Dal 2027, infine, la dotazione scenderà, di poco, a quota 385 milioni di euro. Lo stop alle risorse per quest’anno non è solo attribuibile all’attuale esecutivo, perché c’era da definire l’attuazione della legge delega: i decreti «non sono stati ancora approvati. Dopo l’intero iter parlamentare la legge entrerà in vigore dall’1 gennaio 2025», ha sottolineato la Federazione italiana per il superamento dell’handicap (Fish).

Così il governo ha preferito spostare su altri capitoli il plafond. C’è poi un’altra riduzione messa in conto dal governo: il fondo per l’inclusione delle persone con disabilità, che aveva uno stanziamento di 50 milioni di euro fino al 2023, è stato azzerato. Dal dipartimento di Locatelli, tuttavia, fanno sapere che la scelta riguarda il precedente esecutivo, quello guidato da Mario Draghi.

L’esito non cambia: quei soldi non saranno a disposizione. Il governo Meloni, nella legge di Bilancio, ha invece confermato i 200 milioni di euro del «fondo per l'assistenza all'autonomia e alla comunicazione degli alunni con disabilità», i 25,8 milioni di euro per il «fondo per il sostegno del ruolo di cura e di assistenza del caregiver familiare» e i 6 milioni di euro per il «fondo per l’inclusione delle persone sorde e con ipoacusia». Il totale ammonta dunque a poco meno di 232 milioni di euro.

L’attuazione del Dopo di noi

Ma la questione non è solo di soldi da stanziare, di mezzo c’è l’applicazione della riforma del “dopo di noi”, varata dal governo Renzi nel 2016, che punta a garantire un’autonomia alle persone con disabilità dopo la morte dei familiari. Su questo punto si era pronunciata la Corte dei conti, annotando lacune nelle modalità di spesa con una variazione territoriale significativa.

Stando ai dati risalenti a gennaio scorso (si attende un aggiornamento ufficiale), quasi la metà della dotazione dal 2016 al 2022, in totale 466 milioni, sono stati effettivamente trasferiti alle regioni e sono 240 milioni di euro. E solo Abruzzo, Emilia-Romagna, Friuli Venezia-Giulia, Lazio, Toscana e Piemonte hanno ricevuto l’intera somma prevista.
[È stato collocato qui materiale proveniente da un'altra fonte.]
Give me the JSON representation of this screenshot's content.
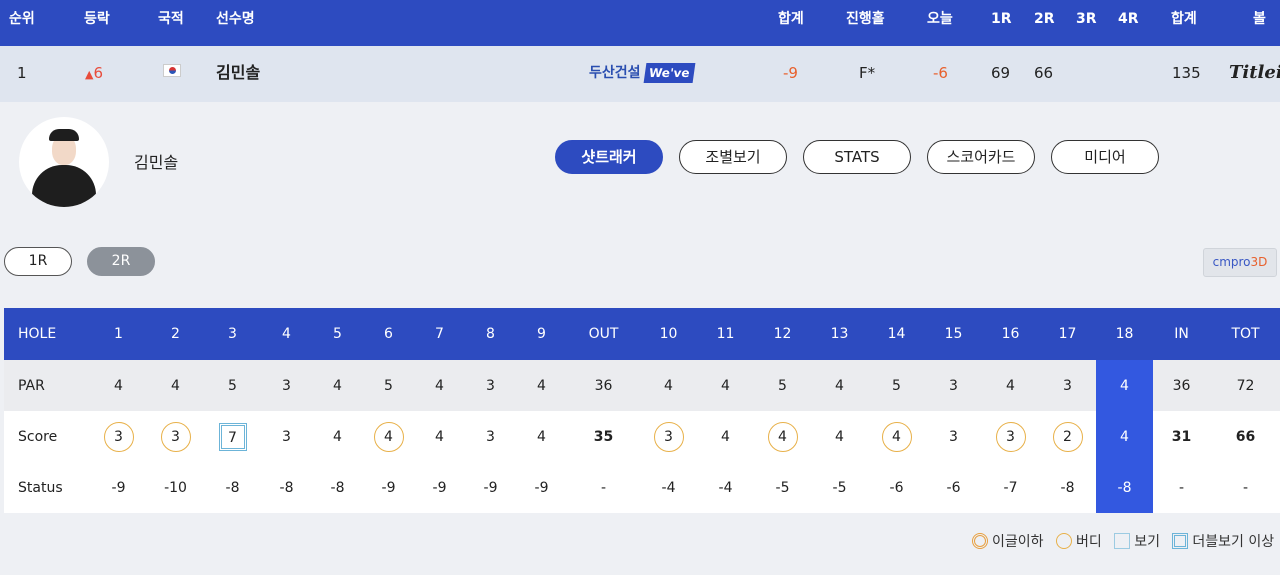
{
  "header": {
    "rank": "순위",
    "change": "등락",
    "nation": "국적",
    "name": "선수명",
    "total": "합계",
    "progress": "진행홀",
    "today": "오늘",
    "r1": "1R",
    "r2": "2R",
    "r3": "3R",
    "r4": "4R",
    "sum": "합계",
    "ball": "볼"
  },
  "player_row": {
    "rank": "1",
    "change": "6",
    "name": "김민솔",
    "sponsor": "두산건설",
    "sponsor_logo": "We've",
    "total": "-9",
    "progress": "F*",
    "today": "-6",
    "r1": "69",
    "r2": "66",
    "r3": "",
    "r4": "",
    "sum": "135",
    "ball": "Titleist"
  },
  "profile": {
    "name": "김민솔",
    "tabs": [
      "샷트래커",
      "조별보기",
      "STATS",
      "스코어카드",
      "미디어"
    ],
    "active_tab": 0
  },
  "rounds": {
    "buttons": [
      "1R",
      "2R"
    ],
    "selected": "2R"
  },
  "cmpro": {
    "label": "cmpro",
    "label_3d": "3D"
  },
  "scorecard": {
    "head": [
      "HOLE",
      "1",
      "2",
      "3",
      "4",
      "5",
      "6",
      "7",
      "8",
      "9",
      "OUT",
      "10",
      "11",
      "12",
      "13",
      "14",
      "15",
      "16",
      "17",
      "18",
      "IN",
      "TOT"
    ],
    "par": [
      "PAR",
      "4",
      "4",
      "5",
      "3",
      "4",
      "5",
      "4",
      "3",
      "4",
      "36",
      "4",
      "4",
      "5",
      "4",
      "5",
      "3",
      "4",
      "3",
      "4",
      "36",
      "72"
    ],
    "score": [
      "Score",
      "3",
      "3",
      "7",
      "3",
      "4",
      "4",
      "4",
      "3",
      "4",
      "35",
      "3",
      "4",
      "4",
      "4",
      "4",
      "3",
      "3",
      "2",
      "4",
      "31",
      "66"
    ],
    "score_marks": [
      "",
      "birdie",
      "birdie",
      "double-bogey",
      "",
      "",
      "birdie",
      "",
      "",
      "",
      "",
      "birdie",
      "",
      "birdie",
      "",
      "birdie",
      "",
      "birdie",
      "birdie",
      "",
      "",
      ""
    ],
    "status": [
      "Status",
      "-9",
      "-10",
      "-8",
      "-8",
      "-8",
      "-9",
      "-9",
      "-9",
      "-9",
      "-",
      "-4",
      "-4",
      "-5",
      "-5",
      "-6",
      "-6",
      "-7",
      "-8",
      "-8",
      "-",
      "-"
    ],
    "highlight_hole": "18"
  },
  "legend": {
    "eagle": "이글이하",
    "birdie": "버디",
    "bogey": "보기",
    "double_bogey": "더블보기 이상"
  },
  "colors": {
    "header_bg": "#2d4bc0",
    "highlight": "#3358e0",
    "birdie": "#e8b14a",
    "bogey": "#6cb4d8"
  }
}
Un quadro tutt’altro che esaltante, visto che nella gran parte delle altre regioni non sono stati raggiunti risultati positivi.

C’è poi una dimensione non strettamente economica, come testimonia la ricerca condotta da Cbm Italia (insieme alla Fondazione Emanuela Zancan Centro Studi e Ricerca sociale), e pubblicata in concomitanza della giornata internazionale delle persone con disabilità: «Tra gli aiuti richiesti, 9 su 10 non sono contributi economici bensì servizi “umanizzati”, sia per la persona con disabilità sia per i familiari, che siano in grado di mettere la persona al centro, per una presa in carico globale», si legge nello studio.

Al fianco degli investimenti, serve una rete di servizi e di capacità di presa in carico delle richieste.